The photo here is Anna Jarvis, the founder of Mother’s Day. After campaigning for a national holiday, she soured on it and spend her inheritance campaigning against the commercialization of it. Her criticism is quoted on Wikipedia: “A printed card means nothing except that you are too lazy to write to the woman who has done more for you than anyone in the world. And candy! You take a box to Mother—and then eat most of it yourself. A pretty sentiment!”
I did send my mother a printed card this year with a picture of a bald guy with lots of tattoos. Not so far from how I look now (without the tattoos).

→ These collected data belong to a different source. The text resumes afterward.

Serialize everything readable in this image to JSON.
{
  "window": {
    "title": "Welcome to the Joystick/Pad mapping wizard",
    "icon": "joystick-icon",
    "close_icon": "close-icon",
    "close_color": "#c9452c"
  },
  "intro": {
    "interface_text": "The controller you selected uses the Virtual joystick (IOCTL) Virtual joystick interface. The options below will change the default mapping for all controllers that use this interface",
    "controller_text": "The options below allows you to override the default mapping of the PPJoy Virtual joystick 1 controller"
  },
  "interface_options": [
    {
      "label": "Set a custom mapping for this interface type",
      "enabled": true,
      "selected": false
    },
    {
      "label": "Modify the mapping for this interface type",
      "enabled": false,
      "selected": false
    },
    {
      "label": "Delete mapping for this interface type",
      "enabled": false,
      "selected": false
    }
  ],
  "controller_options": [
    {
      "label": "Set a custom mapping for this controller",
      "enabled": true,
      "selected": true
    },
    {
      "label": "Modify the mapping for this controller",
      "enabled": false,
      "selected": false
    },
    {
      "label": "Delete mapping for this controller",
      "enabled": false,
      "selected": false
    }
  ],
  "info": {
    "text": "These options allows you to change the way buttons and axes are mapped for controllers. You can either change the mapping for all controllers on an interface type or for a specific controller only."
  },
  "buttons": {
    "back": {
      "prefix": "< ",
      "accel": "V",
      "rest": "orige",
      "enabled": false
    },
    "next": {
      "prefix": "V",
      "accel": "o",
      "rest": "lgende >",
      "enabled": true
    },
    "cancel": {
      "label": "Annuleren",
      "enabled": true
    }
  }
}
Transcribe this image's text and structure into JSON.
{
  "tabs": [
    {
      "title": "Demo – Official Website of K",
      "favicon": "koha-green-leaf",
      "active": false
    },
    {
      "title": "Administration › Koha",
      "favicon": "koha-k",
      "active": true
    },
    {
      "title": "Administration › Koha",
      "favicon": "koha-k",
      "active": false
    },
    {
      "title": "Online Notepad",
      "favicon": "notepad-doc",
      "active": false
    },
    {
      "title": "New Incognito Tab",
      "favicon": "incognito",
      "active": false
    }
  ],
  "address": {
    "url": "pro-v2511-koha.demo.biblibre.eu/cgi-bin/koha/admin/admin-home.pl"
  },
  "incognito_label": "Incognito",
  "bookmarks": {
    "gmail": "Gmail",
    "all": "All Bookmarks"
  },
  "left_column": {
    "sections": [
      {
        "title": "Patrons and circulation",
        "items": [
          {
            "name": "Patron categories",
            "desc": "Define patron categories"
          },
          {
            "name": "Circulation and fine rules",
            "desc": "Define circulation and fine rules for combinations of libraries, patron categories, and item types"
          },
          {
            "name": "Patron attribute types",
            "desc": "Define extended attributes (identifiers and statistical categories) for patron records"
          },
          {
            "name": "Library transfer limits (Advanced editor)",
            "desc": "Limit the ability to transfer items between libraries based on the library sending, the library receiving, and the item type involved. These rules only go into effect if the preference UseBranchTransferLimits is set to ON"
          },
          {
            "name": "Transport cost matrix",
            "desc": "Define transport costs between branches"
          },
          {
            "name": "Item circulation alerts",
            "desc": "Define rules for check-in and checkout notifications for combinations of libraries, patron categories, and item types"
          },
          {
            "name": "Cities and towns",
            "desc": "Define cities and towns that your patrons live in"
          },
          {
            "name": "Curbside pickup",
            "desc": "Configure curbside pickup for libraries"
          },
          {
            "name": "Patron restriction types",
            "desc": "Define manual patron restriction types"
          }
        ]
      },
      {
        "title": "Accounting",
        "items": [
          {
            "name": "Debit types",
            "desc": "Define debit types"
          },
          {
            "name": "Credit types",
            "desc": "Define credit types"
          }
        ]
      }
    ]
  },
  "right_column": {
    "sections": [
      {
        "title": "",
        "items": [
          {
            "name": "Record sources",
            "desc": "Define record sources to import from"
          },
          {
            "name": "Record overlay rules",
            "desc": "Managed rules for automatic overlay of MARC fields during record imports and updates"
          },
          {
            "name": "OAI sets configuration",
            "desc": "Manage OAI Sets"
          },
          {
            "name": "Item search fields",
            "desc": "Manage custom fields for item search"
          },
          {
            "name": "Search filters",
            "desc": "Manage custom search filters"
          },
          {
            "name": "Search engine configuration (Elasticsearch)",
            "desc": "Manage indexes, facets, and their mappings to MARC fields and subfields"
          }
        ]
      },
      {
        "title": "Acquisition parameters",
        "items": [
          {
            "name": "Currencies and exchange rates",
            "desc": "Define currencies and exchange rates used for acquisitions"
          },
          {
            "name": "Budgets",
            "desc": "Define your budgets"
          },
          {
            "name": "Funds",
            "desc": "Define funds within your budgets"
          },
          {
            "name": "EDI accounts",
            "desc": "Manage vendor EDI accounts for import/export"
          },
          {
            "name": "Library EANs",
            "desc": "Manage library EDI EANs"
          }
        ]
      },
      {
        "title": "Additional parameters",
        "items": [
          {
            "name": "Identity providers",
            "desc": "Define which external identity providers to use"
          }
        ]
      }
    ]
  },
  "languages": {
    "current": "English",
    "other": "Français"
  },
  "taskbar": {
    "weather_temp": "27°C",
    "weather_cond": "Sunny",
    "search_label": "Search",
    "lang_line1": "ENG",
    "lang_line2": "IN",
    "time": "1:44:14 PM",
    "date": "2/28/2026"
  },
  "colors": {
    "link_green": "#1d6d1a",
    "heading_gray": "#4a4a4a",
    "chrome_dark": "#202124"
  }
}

I come from a northern Minnesota Catholic family. English, Swedish, and especially Polish on my mother’s side. My mother’s father’s family had been small store owners for at least a couple generations while her mother’s family were Polish farmers. My mother married at seventeen and had seven kids over the next eighteen years.
“How’d a northern Minnesota boy like you end up as a Zen priest?” I was once asked by a Unitarian minister. Today it is clear to me that it was largely my mother’s influence. She often said to me while she was tucking me into bed, “Your father and I will be proud of you even if you become a hobo.”
I can appreciate now how that gave me considerable room to explore this world, accept myself, and provided an important lesson for how to parent my own children. I’m very grateful to her for that.